The pro-Little effect is likely to most significant in the union vote, which makes up 20% of the total. Little’s former union, the EPMU, is the strongest of the six affiliated unions, making up around 40% of the total union vote. Cunliffe received 71.43% of the EPMU vote last time; this time round, it would be extremely surprising if they didn’t break heavily for Little. That’s just shy of 8% of the total vote already in Little’s camp, largely from Cunliffe’s side of the ledger.

That means that it’s highly unlikely that any of the three candidates are going to win the leadership without going to preferences. So, who’s most likely to drop out first? If it’s Cunliffe or Robertson, you can be sure that most of their supporters’ second preferences would be for Little, as the compromise candidate. That would likely be enough to hand Little the leadership. If Little drops out first though, Robertson will likely be leader.

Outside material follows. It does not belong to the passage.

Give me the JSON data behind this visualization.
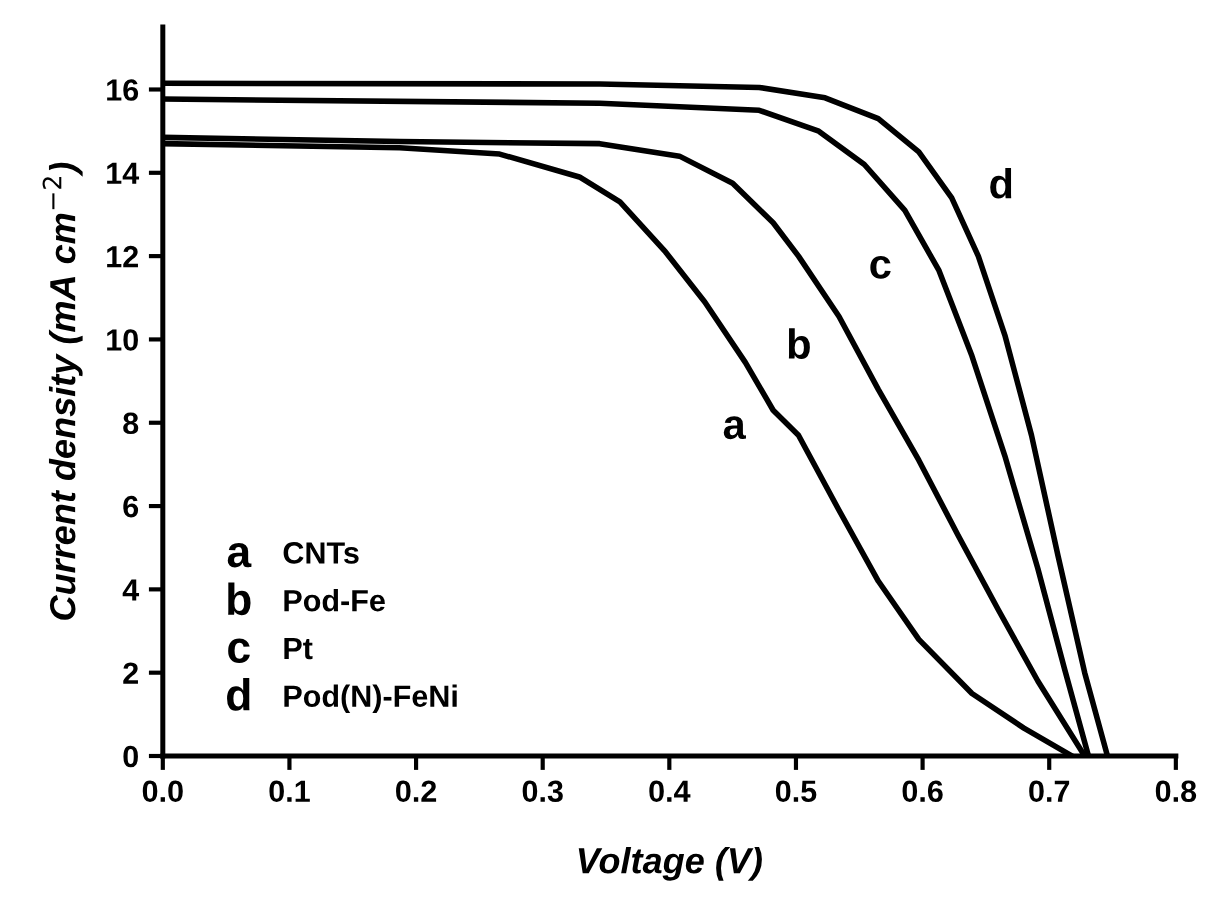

Let’s play with some (admittedly rough and ready) numbers:

  • At present, it sounds like Cunliffe has the support of about a quarter of the caucus, while Robertson has about half. So let’s use those proportions and give Little the remaining quarter.
  • And let’s assume that Robertson slightly grows his share of the membership vote to 30%, while Little grabs 30% and Cunliffe maintains an edge with 40%.
  • And let’s further assume that the EPMU largely votes Little, while Robertson holds his share of the remaining five unions, and Little and Cunliffe split the remainder about half and half between them. That gives Little about 60% of the total union vote, with Cunliffe on 30% and Robertson on 10%.

All up, that gives both Robertson and Little a total of 34%, while Cunliffe is only marginally behind on 32%. It’s a close race, but Cunliffe would drop out, making Little the likely victor on preferences.

It wouldn’t take much for the result to go in a rather different direction. For instance, if the unions didn’t break quite as heavily for Little, giving him 50% rather than 60%, and that 10% stayed with Cunliffe, suddenly both Cunliffe and Robertson would be sitting together on 34%, while Little would come third on 32%.

At the end of the day, it’s impossible to say how much Cunliffe’s support amongst the membership and unions has been damaged by the 2014 election campaign. Labour’s former president Mike Williams told National Radio on Monday that the unions had voted overwhelmingly for Cunliffe because they thought he could beat Key. According to Williams, the unions no longer think that.

My pick at this stage? Cunliffe to drop out in round one, with Little triumphing on preferences. Unless of course the picture gets further complicated by David Shearer or David Parker entering, to make the race a four- or five-way… Because then all bets would be off!